De Hoge Raad heeft de zaak beoordeeld en geconcludeerd dat de klachten die door de verzoekers zijn aangevoerd in het cassatiemiddel niet tot cassatie kunnen leiden. De Advocaat-Generaal P. Vlas had eerder geconcludeerd tot verwerping van het beroep, en de advocaten van de verzoekers hebben hierop gereageerd. De Hoge Raad oordeelt dat de klachten geen nadere motivering behoeven, aangezien zij niet nopen tot beantwoording van rechtsvragen die van belang zijn voor de rechtseenheid of de rechtsontwikkeling.

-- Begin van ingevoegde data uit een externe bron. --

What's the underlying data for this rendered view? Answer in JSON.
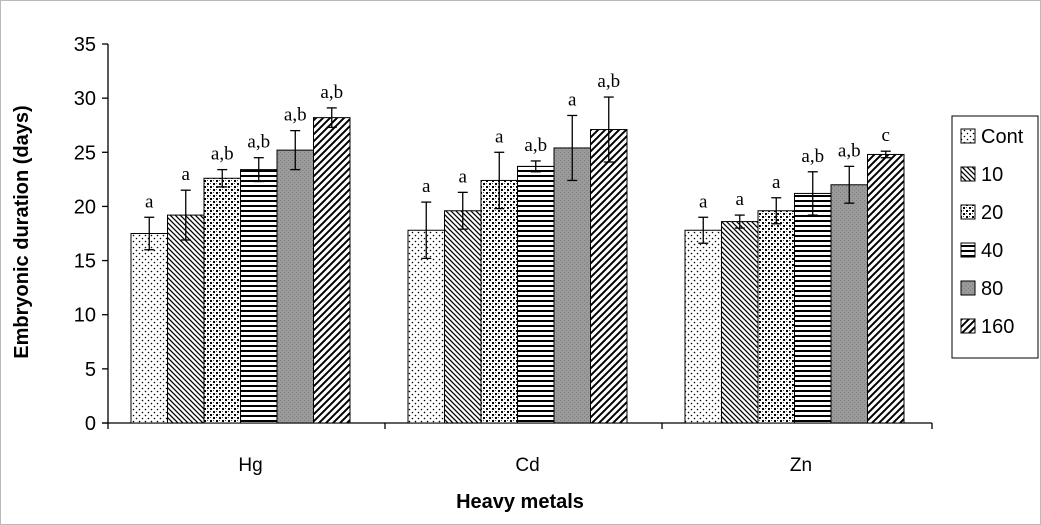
{
  "chart_data": {
    "type": "bar",
    "xlabel": "Heavy metals",
    "ylabel": "Embryonic duration (days)",
    "ylim": [
      0,
      35
    ],
    "yticks": [
      0,
      5,
      10,
      15,
      20,
      25,
      30,
      35
    ],
    "categories": [
      "Hg",
      "Cd",
      "Zn"
    ],
    "grid": false,
    "legend_position": "right",
    "series": [
      {
        "name": "Cont",
        "pattern": "dots",
        "values": [
          17.5,
          17.8,
          17.8
        ],
        "errors": [
          1.5,
          2.6,
          1.2
        ],
        "labels": [
          "a",
          "a",
          "a"
        ]
      },
      {
        "name": "10",
        "pattern": "diag-down",
        "values": [
          19.2,
          19.6,
          18.6
        ],
        "errors": [
          2.3,
          1.7,
          0.6
        ],
        "labels": [
          "a",
          "a",
          "a"
        ]
      },
      {
        "name": "20",
        "pattern": "checker",
        "values": [
          22.6,
          22.4,
          19.6
        ],
        "errors": [
          0.8,
          2.6,
          1.2
        ],
        "labels": [
          "a,b",
          "a",
          "a"
        ]
      },
      {
        "name": "40",
        "pattern": "horizontal",
        "values": [
          23.4,
          23.7,
          21.2
        ],
        "errors": [
          1.1,
          0.5,
          2.0
        ],
        "labels": [
          "a,b",
          "a,b",
          "a,b"
        ]
      },
      {
        "name": "80",
        "pattern": "solid-grey",
        "values": [
          25.2,
          25.4,
          22.0
        ],
        "errors": [
          1.8,
          3.0,
          1.7
        ],
        "labels": [
          "a,b",
          "a",
          "a,b"
        ]
      },
      {
        "name": "160",
        "pattern": "diag-up",
        "values": [
          28.2,
          27.1,
          24.8
        ],
        "errors": [
          0.9,
          3.0,
          0.3
        ],
        "labels": [
          "a,b",
          "a,b",
          "c"
        ]
      }
    ]
  }
}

Uiteindelijk heeft de Hoge Raad op 21 februari 2014 het beroep verworpen. Deze beschikking is openbaar uitgesproken door raadsheer G. de Groot, waarbij de andere raadsheren, C.A. Streefkerk, M.V. Polak en T.H. Tanja-van den Broek, ook betrokken waren bij de uitspraak.

Uitspraak

21 februari 2014
Eerste Kamer
nr. 13/02795
LZ/EE
Beschikking
in de zaak van:
1. [verzoeker 1],
wonende te [woonplaats],
en zijn kinderen:
2. [verzoeker 2],
wonende te [woonplaats],
3. [verzoeker 3],
4. [verzoeker 4],
5. [verzoeker 5],
VERZOEKERS tot cassatie,
advocaten: mr. P.S. Kamminga en mr. T. Welschen,
t e g e n
DE STAAT DER NEDERLANDEN (Ministerie van Veiligheid en Justitie, Immigratie- en Naturalisatiedienst),
zetelende te ’s-Gravenhage,
VERWEERDER in cassatie,
advocaat: mr. M.M. van Asperen.
Partijen zullen hierna ook worden aangeduid als [verzoeker] c.s. en de Staat.

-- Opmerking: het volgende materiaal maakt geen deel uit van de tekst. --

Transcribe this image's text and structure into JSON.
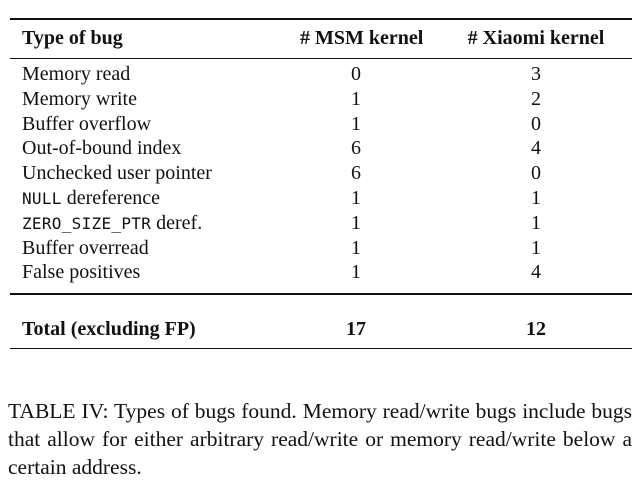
{
  "table": {
    "headers": [
      "Type of bug",
      "# MSM kernel",
      "# Xiaomi kernel"
    ],
    "rows": [
      {
        "type_code": "",
        "type_text": "Memory read",
        "msm": "0",
        "xiaomi": "3"
      },
      {
        "type_code": "",
        "type_text": "Memory write",
        "msm": "1",
        "xiaomi": "2"
      },
      {
        "type_code": "",
        "type_text": "Buffer overflow",
        "msm": "1",
        "xiaomi": "0"
      },
      {
        "type_code": "",
        "type_text": "Out-of-bound index",
        "msm": "6",
        "xiaomi": "4"
      },
      {
        "type_code": "",
        "type_text": "Unchecked user pointer",
        "msm": "6",
        "xiaomi": "0"
      },
      {
        "type_code": "NULL",
        "type_text": " dereference",
        "msm": "1",
        "xiaomi": "1"
      },
      {
        "type_code": "ZERO_SIZE_PTR",
        "type_text": " deref.",
        "msm": "1",
        "xiaomi": "1"
      },
      {
        "type_code": "",
        "type_text": "Buffer overread",
        "msm": "1",
        "xiaomi": "1"
      },
      {
        "type_code": "",
        "type_text": "False positives",
        "msm": "1",
        "xiaomi": "4"
      }
    ],
    "total": {
      "label": "Total (excluding FP)",
      "msm": "17",
      "xiaomi": "12"
    }
  },
  "caption": "TABLE IV: Types of bugs found. Memory read/write bugs include bugs that allow for either arbitrary read/write or memory read/write below a certain address."
}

1.Het geding in feitelijke instantie

Voor het verloop van het geding in feitelijke instantie verwijst de Hoge Raad naar de beschikking in de zaak C/09/421802/HA RK 12-342 van de rechtbank Den Haag van 7 maart 2013.
De beschikking van de rechtbank is aan deze beschikking gehecht.

2.Het geding in cassatie

Tegen de beschikking van de rechtbank hebben [verzoeker] c.s. beroep in cassatie ingesteld.
Het cassatierekest is aan deze beschikking gehecht en maakt daarvan deel uit.
De Staat heeft verzocht het beroep te verwerpen.
De conclusie van de Advocaat-Generaal P. Vlas strekt tot verwerping van het beroep.
De advocaten van [verzoeker] c.s hebben bij brief van 16 januari 2014 op die conclusie gereageerd.

3.Beoordeling van het middel

De in het middel aangevoerde klachten kunnen niet tot cassatie leiden. Dit behoeft, gezien art. 81 lid 1 RO, geen nadere motivering nu de klachten niet nopen tot beantwoording van rechtsvragen in het belang van de rechtseenheid of de rechtsontwikkeling.

4.Beslissing

De Hoge Raad verwerpt het beroep.
Deze beschikking is gegeven door de raadsheren C.A. Streefkerk, als voorzitter, M.V. Polak en T.H. Tanja-van den Broek, en in het openbaar uitgesproken door de raadsheer G. de Groot op
21 februari 2014.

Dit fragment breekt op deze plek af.